About how I'm starting my butc's... I've created a subdirectory under
"/usr/afs/local" for each butc instance (example:
"/usr/afs/local/butc0") and I start each one in their own subdirectory
with this command: "nohup /usr/sbin/butc -port 0 -localauth &". Of
course, I put the appropriate port number after "-port". Since they are
all started in separate subdirectories, they each write to their own
"nohup.out" file.
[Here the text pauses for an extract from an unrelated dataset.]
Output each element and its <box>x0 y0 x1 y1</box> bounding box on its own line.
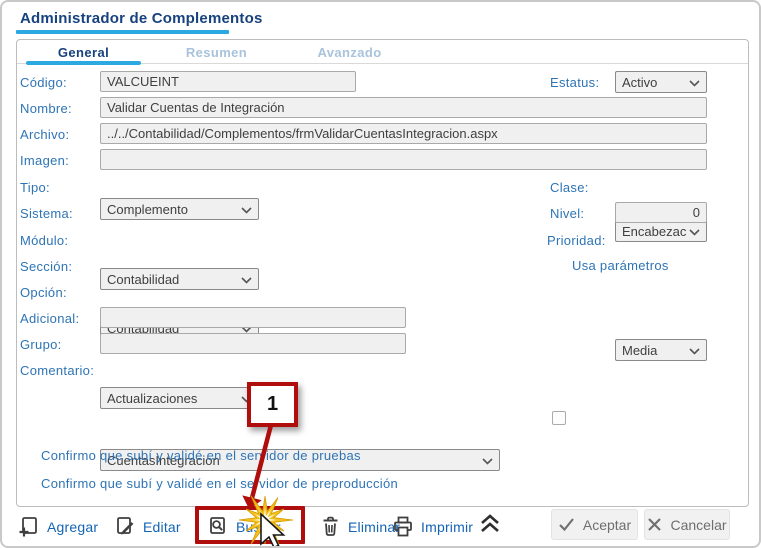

If there is a problem with using nohup with butc (I'm
not aware of any), please let me know.
Additional Configuration Information:
My Saturday butc "CFG" file on each of the 2 OpenAFS file servers, for
example, is called "CFG_afsbackup_sat" and looks like this (actually,
all my "CFG" files look like this):
ASK NO
AUTOQUERY NO
FILE YES
NAME_CHECK NO
The "tapeconfig" from one of my file servers looks like this:
1.5T 0 /afsbackup/sun 0
1.5T 0 /afsbackup/mon 1
1.5T 0 /afsbackup/tue 2
1.5T 0 /afsbackup/wed 3
1.5T 0 /afsbackup/thu 4
1.5T 0 /afsbackup/fri 5
1.5T 0 /afsbackup/sat 6
1.5T 0 /afsbackup/sundb 20
1.5T 0 /afsbackup/mondb 21
1.5T 0 /afsbackup/tuedb 22
1.5T 0 /afsbackup/weddb 23
1.5T 0 /afsbackup/thudb 24
1.5T 0 /afsbackup/fridb 25
1.5T 0 /afsbackup/satdb 26
Ports 20-26 are for "backup savedb". The one on other file server is
pretty similar, but no "backup savedb" butc's and the ports are numbered
10-16. To "touch"'ed each on of the target files on both file servers,
so they exist (0 bytes).
This is the output from "backup listhosts":
Tape hosts:
Host anu, port offset 0
Host anu, port offset 1
Host anu, port offset 2
Host anu, port offset 3
Host anu, port offset 4
Host anu, port offset 5
Host anu, port offset 6
Host anu, port offset 20
Host anu, port offset 21
Host anu, port offset 22
Host anu, port offset 23
Host anu, port offset 24
Host anu, port offset 25
Host anu, port offset 26
Host calypso, port offset 10
Host calypso, port offset 11
Host calypso, port offset 12
Host calypso, port offset 13
Host calypso, port offset 14
Host calypso, port offset 15
Host calypso, port offset 16
This is the output from "backup listvolsets":
Volume set anu.weekly:
Entry 1: server anu, partition /vicepa, volumes: .*\.backup
Volume set calypso.weekly:
Entry 1: server calypso, partition /vicepa, volumes: .*\.backup
This is the output from "backup listdumps":
/full expires in 7d
/incr expires in 7d
I'd thank you in advance, but I think I'll wait to see if anyone even
read this novel, much less replies to it.
Beam Davis
Systems and Network Administrator
Transmeta Corporation
3990 Freedom Circle
Santa Clara, CA 95054
E-Mail: beam@transmeta.com
Telephone: (408) 919-3065
Home: http://www.transmeta.com/
--- Where there's smoke there's fire, but where there's a vague fishy odor, it could be any number of things.